Ocupação à sede da Funai Nordeste II, em Fortaleza. Crédito da Foto: Caroline Leal/Grupo de Pesquisa-Unilab

 


Funai sob ataque do ministro ruralista         

O Decreto 9.010/17 foi assinado pelo ministro ruralista da Justiça, Osmar Serraglio. Conhecido por sua militância, na Câmara Federal, contra o direito à terra dos povos indígenas, sendo um dos articuladores da PEC 215 e da CPI da Funai/Incra, Serraglio declarou em entrevista ao jornal Folha de S. Paulo que os indígenas deveriam esquecer as demarcações de territórios tradicionais.

A Articulação dos Povos e Organizações do Nordeste (Apoinme) divulgou um vídeo denunciando o governo federal. Outras organizações indígenas lançaram notas contra o decreto. A Federação das Organizações Indígenas do Rio Negro (Foirn) denunciou o fechamento de três CTL’s na região. A Organização dos Povos Indígenas de Rondônia, Noroeste do Mato Grosso e Sul do Amazonas (Opiroma) tomou a mesma postura.

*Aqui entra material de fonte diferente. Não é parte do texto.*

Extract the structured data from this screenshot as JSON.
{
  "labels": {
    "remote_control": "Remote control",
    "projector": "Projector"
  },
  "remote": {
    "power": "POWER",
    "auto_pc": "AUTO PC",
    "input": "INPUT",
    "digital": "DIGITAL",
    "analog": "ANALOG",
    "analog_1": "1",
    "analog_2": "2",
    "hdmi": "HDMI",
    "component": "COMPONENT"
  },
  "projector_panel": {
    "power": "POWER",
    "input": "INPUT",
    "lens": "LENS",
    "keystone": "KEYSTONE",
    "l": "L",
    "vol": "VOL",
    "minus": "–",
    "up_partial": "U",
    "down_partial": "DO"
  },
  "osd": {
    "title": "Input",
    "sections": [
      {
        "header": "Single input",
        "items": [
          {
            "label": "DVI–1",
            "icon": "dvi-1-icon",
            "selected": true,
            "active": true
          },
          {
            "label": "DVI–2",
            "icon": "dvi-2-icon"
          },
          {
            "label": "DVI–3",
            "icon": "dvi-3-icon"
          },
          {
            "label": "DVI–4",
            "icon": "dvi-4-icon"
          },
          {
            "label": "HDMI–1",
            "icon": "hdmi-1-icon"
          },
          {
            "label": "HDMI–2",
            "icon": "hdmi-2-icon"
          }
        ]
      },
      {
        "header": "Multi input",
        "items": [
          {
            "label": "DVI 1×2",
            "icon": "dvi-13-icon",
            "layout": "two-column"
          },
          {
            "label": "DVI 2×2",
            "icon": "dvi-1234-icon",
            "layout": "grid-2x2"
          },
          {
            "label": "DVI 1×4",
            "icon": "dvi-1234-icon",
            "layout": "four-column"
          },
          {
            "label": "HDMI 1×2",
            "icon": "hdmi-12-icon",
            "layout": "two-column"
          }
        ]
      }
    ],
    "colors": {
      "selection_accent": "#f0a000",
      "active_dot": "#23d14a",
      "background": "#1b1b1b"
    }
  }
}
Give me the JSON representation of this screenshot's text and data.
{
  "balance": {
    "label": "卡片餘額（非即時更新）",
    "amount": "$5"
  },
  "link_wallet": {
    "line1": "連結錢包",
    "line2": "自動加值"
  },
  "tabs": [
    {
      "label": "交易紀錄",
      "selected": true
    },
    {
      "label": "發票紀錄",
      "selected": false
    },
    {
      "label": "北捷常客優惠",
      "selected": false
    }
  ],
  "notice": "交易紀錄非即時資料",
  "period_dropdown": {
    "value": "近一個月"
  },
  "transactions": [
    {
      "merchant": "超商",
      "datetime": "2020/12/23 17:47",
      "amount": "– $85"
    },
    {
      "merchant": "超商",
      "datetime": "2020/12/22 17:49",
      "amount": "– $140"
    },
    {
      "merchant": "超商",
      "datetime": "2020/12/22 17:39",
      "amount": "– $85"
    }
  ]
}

"Não vamos aceitar que a FUNAI sirva apenas como órgão indigenista de manobra e oficializar a violação dos direitos humanos dos povos indígenas, a usurpação dos recursos naturais e minerais das terras indígenas para as empresas mineradoras e madeireiras. Não vamos permitir que os direitos dos povos indígenas sejam violados", diz trecho da nota divulgada pela Opiroma.

Demais entidades da sociedade têm demonstrado apoio aos povos indígenas em protesto contra o desmonte da Funai. Para o secretário executivo do Conselho Indigenista Missionário (Cimi), Cleber Buzatto, o objetivo do governo Michel Temer é transformar a Funai num órgão de assistência social precarizado rebaixando a política indigenista a um contexto semelhante ao da ditadura militar quando o órgão indigenista servia apenas para balizar a política genocida e assimilacionista do regime.  

"O próprio ministro ruralista disse que terra não enche barriga de ninguém. A intenção é não demarcar, não ter estrutura estatal para isso", afirma o missionário indigenista.


Para o Conselho Regional de Psicologia (CRP) do Rio Grande do Norte se trata de "um evidente processo de desmonte da política indigenista no país, permeada por interesses comerciais nas terras e recursos naturais das comunidades indígenas", conforme trecho de nota pública divulgada. O CRP possui trabalhos juntos aos povos do RN e pela vulnerabilidade dos indígenas sem a Funai no estado.